The Final Act of Mr Shakespeare
By Robert Winder
Little Brown £16.99
Dateline: 2nd August, 2010
Since nobody actually knows anything very substantive about the life
of William Shakespeare, he is an obvious subject for novelists and several
try to recreate aspects of his life every year. Generally, he has been
treated sympathetically and worthily and Robert Winder is no exception.
Taking the limited facts about the man and adding in information about
his friends, era and work, Winder has written a fascinating page-turner
that gives readers a real insight into both the man and the difficult
political climate under James I.
The Final Act of Mr Shakespeare is set in 1613 and starts off
by making a couple of wild flights of fancy before following them through
to their logical conclusion and on occasion taking a step or two further.
We may not have realised it thus far but when he was commissioned by
James I to write Henry VIII, influenced by Sir Walter Raleigh
no less, the adventurous playwright left John Fletcher to write about
the composer of Greensleeves. Instead, Shakespeare and his company risked
life and limb to create a play about the latter King's father, Henry
In some ways, this is perfectly feasible since the history plays and
Henry VIII run sequentially through the period with the exception
of the Tudor king who replaced the much maligned Richard III.

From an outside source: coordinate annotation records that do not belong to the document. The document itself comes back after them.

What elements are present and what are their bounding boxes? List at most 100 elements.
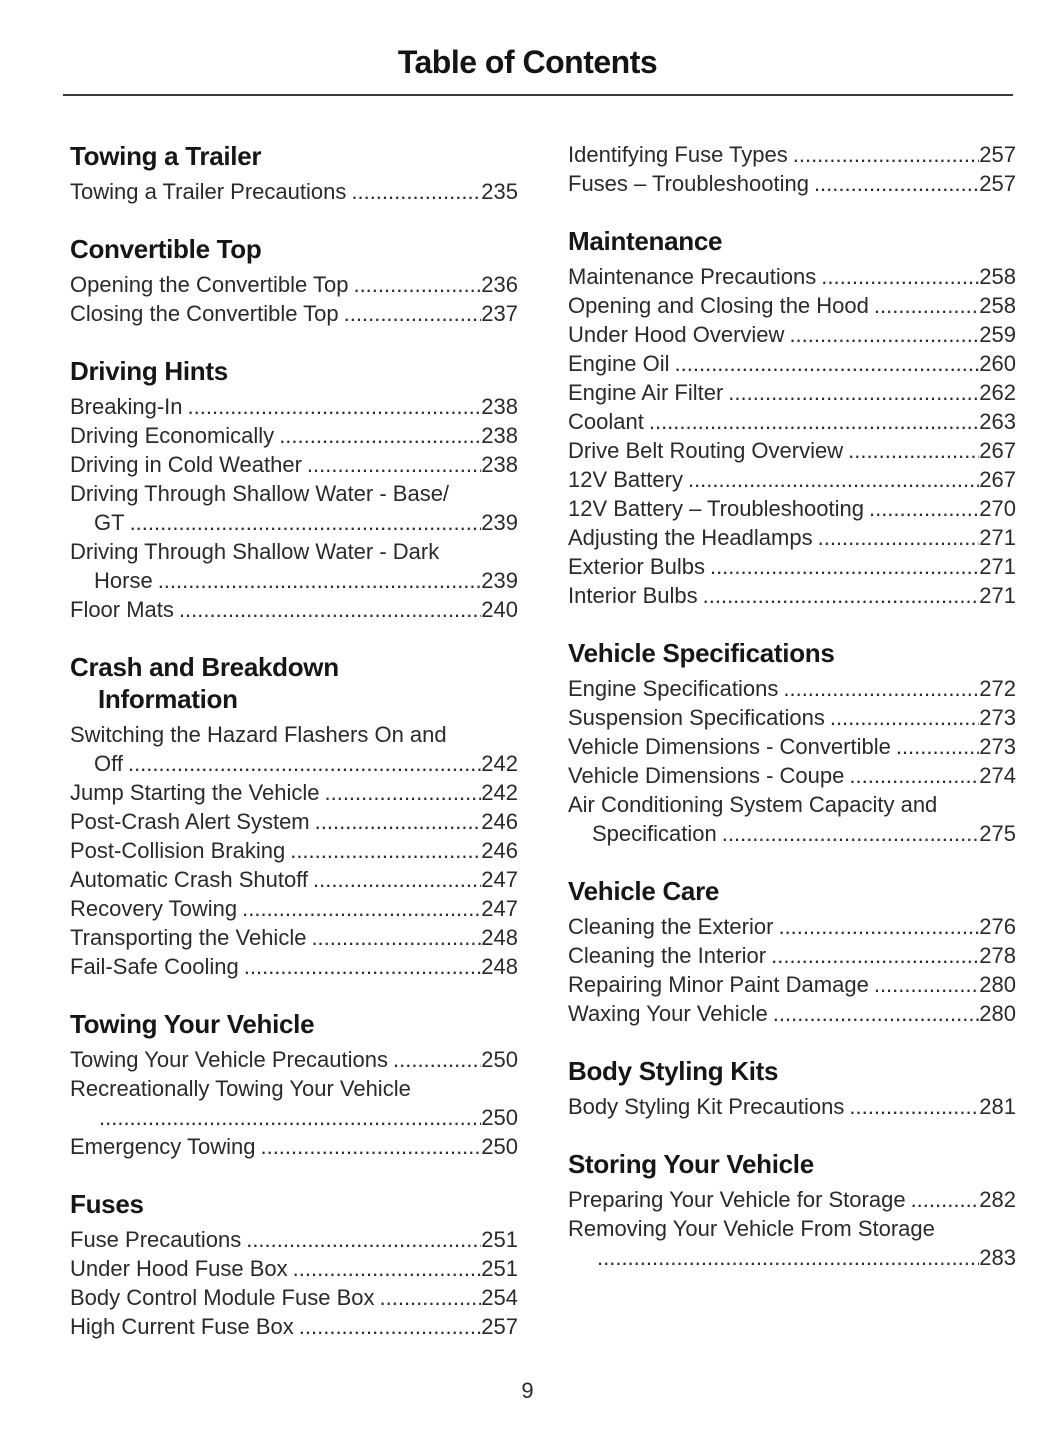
dot-leader xyxy=(703,581,980,610)
toc-entry: Recreationally Towing Your Vehicle 250 xyxy=(70,1074,518,1132)
entry-page-number: 250 xyxy=(481,1134,518,1159)
section-heading: Vehicle Specifications xyxy=(568,637,1016,669)
section-heading-line: Vehicle Care xyxy=(568,876,720,906)
toc-entry-line: Vehicle Dimensions - Convertible 273 xyxy=(568,732,1016,761)
entry-text-line1: Driving Through Shallow Water - Base/ xyxy=(70,481,450,506)
toc-entry-line: Horse 239 xyxy=(70,566,518,595)
dot-leader xyxy=(911,1185,980,1214)
entry-page-number: 236 xyxy=(481,272,518,297)
toc-section: Towing Your Vehicle Towing Your Vehicle P… xyxy=(70,1008,518,1161)
dot-leader xyxy=(293,1254,482,1283)
toc-entry-line: Closing the Convertible Top 237 xyxy=(70,299,518,328)
entry-text-line1: Recreationally Towing Your Vehicle xyxy=(70,1076,411,1101)
dot-leader xyxy=(324,778,481,807)
toc-entry-line: Preparing Your Vehicle for Storage 282 xyxy=(568,1185,1016,1214)
entry-text: GT xyxy=(94,510,125,535)
section-heading-line: Vehicle Specifications xyxy=(568,638,835,668)
dot-leader xyxy=(344,299,482,328)
toc-entry-line: Recovery Towing 247 xyxy=(70,894,518,923)
toc-entry-line: Opening and Closing the Hood 258 xyxy=(568,291,1016,320)
toc-entry-line: Breaking-In 238 xyxy=(70,392,518,421)
entry-page-number: 239 xyxy=(481,510,518,535)
toc-entry-line: Exterior Bulbs 271 xyxy=(568,552,1016,581)
toc-entry-line: Maintenance Precautions 258 xyxy=(568,262,1016,291)
dot-leader xyxy=(818,523,980,552)
entry-text: Identifying Fuse Types xyxy=(568,142,788,167)
entry-text: Post-Crash Alert System xyxy=(70,809,310,834)
dot-leader xyxy=(771,941,979,970)
dot-leader xyxy=(896,732,979,761)
entry-text: Off xyxy=(94,751,123,776)
toc-column-1: Towing a Trailer Towing a Trailer Precaut… xyxy=(70,140,518,1341)
entry-text: Interior Bulbs xyxy=(568,583,698,608)
dot-leader xyxy=(848,436,979,465)
dot-leader xyxy=(315,807,482,836)
section-heading: Driving Hints xyxy=(70,355,518,387)
dot-leader xyxy=(814,169,979,198)
entry-text: Engine Oil xyxy=(568,351,670,376)
entry-page-number: 239 xyxy=(481,568,518,593)
entry-page-number: 237 xyxy=(481,301,518,326)
dot-leader xyxy=(99,1103,481,1132)
toc-entry-line: Off 242 xyxy=(70,749,518,778)
toc-entry-line: Engine Specifications 272 xyxy=(568,674,1016,703)
toc-entry-line: Cleaning the Exterior 276 xyxy=(568,912,1016,941)
entry-page-number: 273 xyxy=(979,705,1016,730)
toc-entry-line: GT 239 xyxy=(70,508,518,537)
dot-leader xyxy=(821,262,979,291)
toc-section: Identifying Fuse Types257Fuses – Trouble… xyxy=(568,140,1016,198)
entry-page-number: 271 xyxy=(979,554,1016,579)
entry-text: Suspension Specifications xyxy=(568,705,825,730)
entry-page-number: 282 xyxy=(979,1187,1016,1212)
dot-leader xyxy=(179,595,481,624)
entry-page-number: 250 xyxy=(481,1047,518,1072)
toc-entry-line: Identifying Fuse Types 257 xyxy=(568,140,1016,169)
toc-entry-line: Driving in Cold Weather 238 xyxy=(70,450,518,479)
entry-page-number: 271 xyxy=(979,583,1016,608)
toc-entry: Removing Your Vehicle From Storage 283 xyxy=(568,1214,1016,1272)
toc-entry-line: 12V Battery – Troubleshooting 270 xyxy=(568,494,1016,523)
entry-text: Closing the Convertible Top xyxy=(70,301,339,326)
entry-page-number: 248 xyxy=(481,954,518,979)
toc-entry-line: Specification 275 xyxy=(568,819,1016,848)
entry-text: Recovery Towing xyxy=(70,896,238,921)
entry-text: Exterior Bulbs xyxy=(568,554,705,579)
dot-leader xyxy=(242,894,481,923)
entry-page-number: 274 xyxy=(979,763,1016,788)
dot-leader xyxy=(728,378,979,407)
toc-entry-line: Automatic Crash Shutoff 247 xyxy=(70,865,518,894)
toc-entry-line: Repairing Minor Paint Damage 280 xyxy=(568,970,1016,999)
toc-entry-line: Transporting the Vehicle 248 xyxy=(70,923,518,952)
entry-page-number: 273 xyxy=(979,734,1016,759)
toc-entry-line: Interior Bulbs 271 xyxy=(568,581,1016,610)
entry-text: Towing Your Vehicle Precautions xyxy=(70,1047,388,1072)
toc-entry-line: Opening the Convertible Top 236 xyxy=(70,270,518,299)
toc-entry-line: Adjusting the Headlamps 271 xyxy=(568,523,1016,552)
entry-text: Fuse Precautions xyxy=(70,1227,242,1252)
entry-page-number: 247 xyxy=(481,896,518,921)
entry-page-number: 258 xyxy=(979,264,1016,289)
dot-leader xyxy=(688,465,979,494)
dot-leader xyxy=(128,749,481,778)
dot-leader xyxy=(353,270,481,299)
entry-text: Towing a Trailer Precautions xyxy=(70,179,347,204)
section-heading: Crash and Breakdown Information xyxy=(70,651,518,715)
dot-leader xyxy=(830,703,979,732)
toc-entry-line: Body Styling Kit Precautions 281 xyxy=(568,1092,1016,1121)
entry-text: 12V Battery xyxy=(568,467,683,492)
dot-leader xyxy=(307,450,481,479)
page-title: Table of Contents xyxy=(397,44,658,80)
toc-section: Body Styling Kits Body Styling Kit Precau… xyxy=(568,1055,1016,1121)
entry-text: Preparing Your Vehicle for Storage xyxy=(568,1187,906,1212)
toc-entry-line: Towing a Trailer Precautions 235 xyxy=(70,177,518,206)
entry-text: Body Styling Kit Precautions xyxy=(568,1094,845,1119)
dot-leader xyxy=(188,392,482,421)
entry-page-number: 242 xyxy=(481,780,518,805)
toc-section: Convertible Top Opening the Convertible T… xyxy=(70,233,518,328)
entry-text: Opening and Closing the Hood xyxy=(568,293,869,318)
entry-text: Fail-Safe Cooling xyxy=(70,954,239,979)
entry-page-number: 258 xyxy=(979,293,1016,318)
section-heading-line: Driving Hints xyxy=(70,356,228,386)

Indeed, Winder's proposition is that Shakespeare felt so guilty about
his portrayal of the crookbacked cripple that this was his attempt to
redress the Red Rose/White Rose balance.
That is not the only revelation that the novelist offers. Some of us
may not have realised it but the juiciest bits of the King James Bible
were also penned by the Swan of Avon.
More surprising even than this is the suggested methodology that William
Shakespeare used when writing his plays. Rather than the traditional
view that he locked himself away for a few days and emerged blinking
into the sunlight with a new literary baby, the Bard was apparently
almost half a millennium ahead of his time in devising plays with his
most trusted actors from the King's Men.
These included Richard Burbage, Robert Armin and Edward Alleyn. Even
his supernumeraries, a highly intelligent young boy and girl, turn out
to be significant historical figures, just to add to the fun.
After spending 300 pages taking readers back to the life and times
of William Shakespeare as the play is written, the ambitious Mr Winder
fills the next 100 pages with the text itself. While acknowledging that
he is not the greatest playwright that the world has ever known, this
is a really respectable effort that uses iambic pentameter with ease
and shows abundant skill in the areas of plotting and characterisation.
Probably the key to the success of the book is in using phrases from
the man himself as the basis for ensuring that the language of the period
is conveyed accurately both in the novelised sections and the play.
While there can be a tendency to go for the overly melodramatic, Robert
Winder has put in incredible amounts of research and written a really
fine Shakespearean pastiche that is strongly recommended to anybody
with an interest in theatre. It would also be great to see his Henry
VII play professionally produced at some point in the future.